<b>Off the mark</b>
EDITOR: I have always liked Amy Goodman; she's a good progressive and is usually on target politically. However, her column in Monday's paper ("Obama's mismatch on words and deeds") was far off the mark in terms of both accuracy and reason for moral indignation on her part.
First, she seems to blame President Barack Obama for the mess in Iraq; it was and will always belong to George W. Bush and Dick Cheney. As for Guantanamo, no one in Congress has agreed to accept prisoners from Guantanamo into their state's prisons; blame them, not Obama for the lingering existence of that prison. As for Obama's embrace of the "surveillance state," I am guessing that Obama's deep concern for this nation's safety trumps concerns for phone number analysis by the National Security Agency. None of us is able to fully know the needs of pressures of being president, and it is easy to criticize.
I ask: Would Goodman prefer Bush or some other neocon to Obama?
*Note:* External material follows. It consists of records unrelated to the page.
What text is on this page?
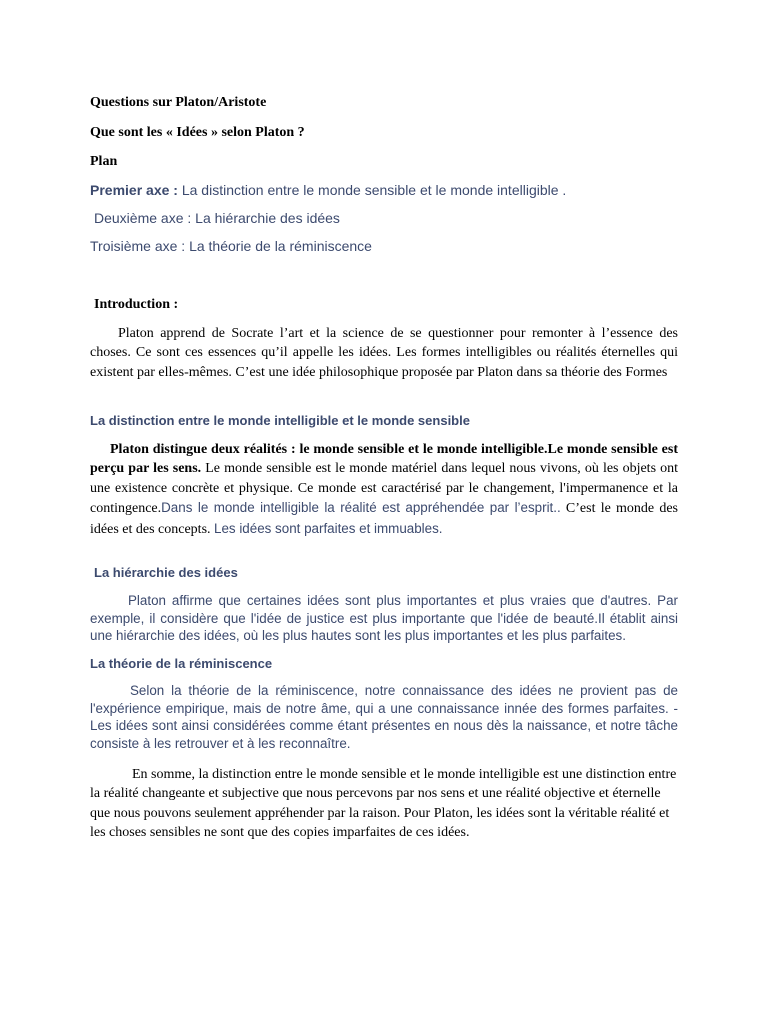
Questions sur Platon/Aristote

Que sont les « Idées » selon Platon ?

Plan

Premier axe : La distinction entre le monde sensible et le monde intelligible .

Deuxième axe : La hiérarchie des idées

Troisième axe : La théorie de la réminiscence

Introduction :

Platon apprend de Socrate l’art et la science de se questionner pour remonter à l’essence des choses. Ce sont ces essences qu’il appelle les idées. Les formes intelligibles ou réalités éternelles qui existent par elles-mêmes. C’est une idée philosophique proposée par Platon dans sa théorie des Formes

La distinction entre le monde intelligible et le monde sensible

Platon distingue deux réalités : le monde sensible et le monde intelligible.Le monde sensible est perçu par les sens. Le monde sensible est le monde matériel dans lequel nous vivons, où les objets ont une existence concrète et physique. Ce monde est caractérisé par le changement, l'impermanence et la contingence.Dans le monde intelligible la réalité est appréhendée par l’esprit.. C’est le monde des idées et des concepts. Les idées sont parfaites et immuables.

La hiérarchie des idées

Platon affirme que certaines idées sont plus importantes et plus vraies que d'autres. Par exemple, il considère que l'idée de justice est plus importante que l'idée de beauté.Il établit ainsi une hiérarchie des idées, où les plus hautes sont les plus importantes et les plus parfaites.

La théorie de la réminiscence

Selon la théorie de la réminiscence, notre connaissance des idées ne provient pas de l'expérience empirique, mais de notre âme, qui a une connaissance innée des formes parfaites. - Les idées sont ainsi considérées comme étant présentes en nous dès la naissance, et notre tâche consiste à les retrouver et à les reconnaître.

En somme, la distinction entre le monde sensible et le monde intelligible est une distinction entre la réalité changeante et subjective que nous percevons par nos sens et une réalité objective et éternelle que nous pouvons seulement appréhender par la raison. Pour Platon, les idées sont la véritable réalité et les choses sensibles ne sont que des copies imparfaites de ces idées.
I doubt it.
EDITOR: What planet do our city employees come from to deserve the pensions and other benefits we lavish on them? They must all have master's degrees or doctorates in extortion.
Having spent 30 years with a large corporation, with no contract other than a paycheck every two weeks if I continued to perform, and needing to work to age 60 to gain a pension of 40 percent of my average pay for the last three years of employment, I find the present arrangement with city employees to be utterly absurd and something the city taxpayers should no longer have to tolerate. There must be a way to break the existing contracts and start over.
No one should be able to work to age 50 and then retire with a pension reflecting 90 percent of their highest salary. If the mayor and City Council are unable to handle, this they should resign or be voted out of office. Otherwise, people, myself included, will be moving out of Santa Rosa to communities that take a more realistic approach to the pay and benefits they offer their employees.
EDITOR: The Redwood Empire Food Bank needs to be celebrated by all of us fortunate enough not to need its services ("Food bank opens grocery," Saturday). We need to raise awareness about just how much it does for our community.
No one should go hungry, and the food bank serves our community with respect and integrity. I've seen families using vouchers at markets where they are met with impatience and disrespect. I get it. We're all rushing, but we need to take pause and imagine for a moment what they must be feeling. When I see a young mother with her children at the store with a look of shame on her face, apologizing to those in line for taking too long, it breaks my heart.
The food bank does amazing, innovative work. Providing our neighbors with a place where they will be treated with dignity is just one way it is making a difference in our community. It provides meals to more than 70,000 people each month, education for the community at large, summer lunch programs, senior programs, incredible volunteer opportunities with dedicated leadership and much more.